I agree with Michael. I don't think it is SA tool responsibility to output priority or severity, it is more or less responsibility of issue management system. I don't think we would like to make those properties first class citizen in SA log.

I will argue that if we perform post-processing, we should put those post-processing data into properties bag under some namespace, or nested SARIF.

Otherwise, if post-processing tool one say it is priority 1, and post-processing tool two say it is priority 2. The priority of the issue will be determined by which post-processing tool get run first.

If the SA tool itself doing the post-process, just alter the level.

BTW, I still think that our current property of "level" and "default level" is confusing. Instead of Error, Warning, Note, N/A, can we simply do level 1, 2, 3 and 4?

ghost commented 8 years ago

We all agree that the tool isn't responsible for "priority". But I don't think Michael said -- and I don't agree with the statement -- that the tool isn't responsible for "severity". That's what "level" is, and we chose the values "error" and "warning" to indicate a severity level.
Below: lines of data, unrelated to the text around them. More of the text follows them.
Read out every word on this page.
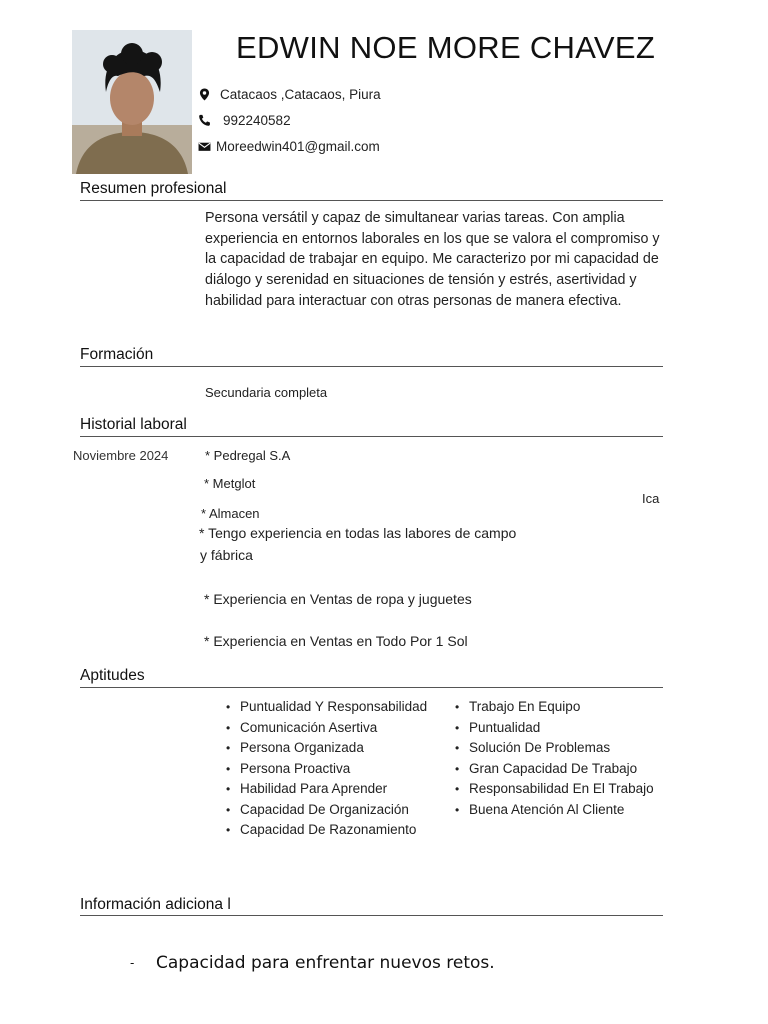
EDWIN NOE MORE CHAVEZ
Catacaos ,Catacaos, Piura
992240582
Moreedwin401@gmail.com
Resumen profesional
Persona versátil y capaz de simultanear varias tareas. Con amplia experiencia en entornos laborales en los que se valora el compromiso y la capacidad de trabajar en equipo. Me caracterizo por mi capacidad de diálogo y serenidad en situaciones de tensión y estrés, asertividad y habilidad para interactuar con otras personas de manera efectiva.
Formación
Secundaria completa
Historial laboral
Noviembre 2024	* Pedregal S.A
* Metglot
Ica
* Almacen
* Tengo experiencia en todas las labores de campo
y fábrica
* Experiencia en Ventas de ropa y juguetes
* Experiencia en Ventas en Todo Por 1 Sol
Aptitudes
• Puntualidad Y Responsabilidad
• Comunicación Asertiva
• Persona Organizada
• Persona Proactiva
• Habilidad Para Aprender
• Capacidad De Organización
• Capacidad De Razonamiento
• Trabajo En Equipo
• Puntualidad
• Solución De Problemas
• Gran Capacidad De Trabajo
• Responsabilidad En El Trabajo
• Buena Atención Al Cliente
Información adiciona l
- Capacidad para enfrentar nuevos retos.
IIRC, the only reason we called the property "level" instead of "severity" was that we didn't like the idea of (for example) "not applicable" as a "severity".

In retrospect, this was probably a bad decision, because apparently "level" suggests to you that it should be a numeric value, which is understandable. If I had it to do over, I'd probably have called the property "severity".

In summary: Changing either the name "level" to severity, or the values "error", "warning"... to 1, 2, ..., would be a breaking change, in a central portion of the spec. I wouldn't be willing to take that change now.

That leaves us with the question of "priority". Your paragraph 4 suggests that you are thinking of "level" as a "priority" value, but it's not. "level" measures "how bad is the bug?". "priority", if it existed, would mean "how important is it to fix the bug?". As I said earlier, they are two different concepts, and an analysis tool doesn't have the context to answer the "priority" question.

Let's continue to ponder whether "priority", or any other property that would come from post-processing, deserves to be a first-class citizen. I'm not sure I find the "order of post-processing tools" argument a compelling argument against it.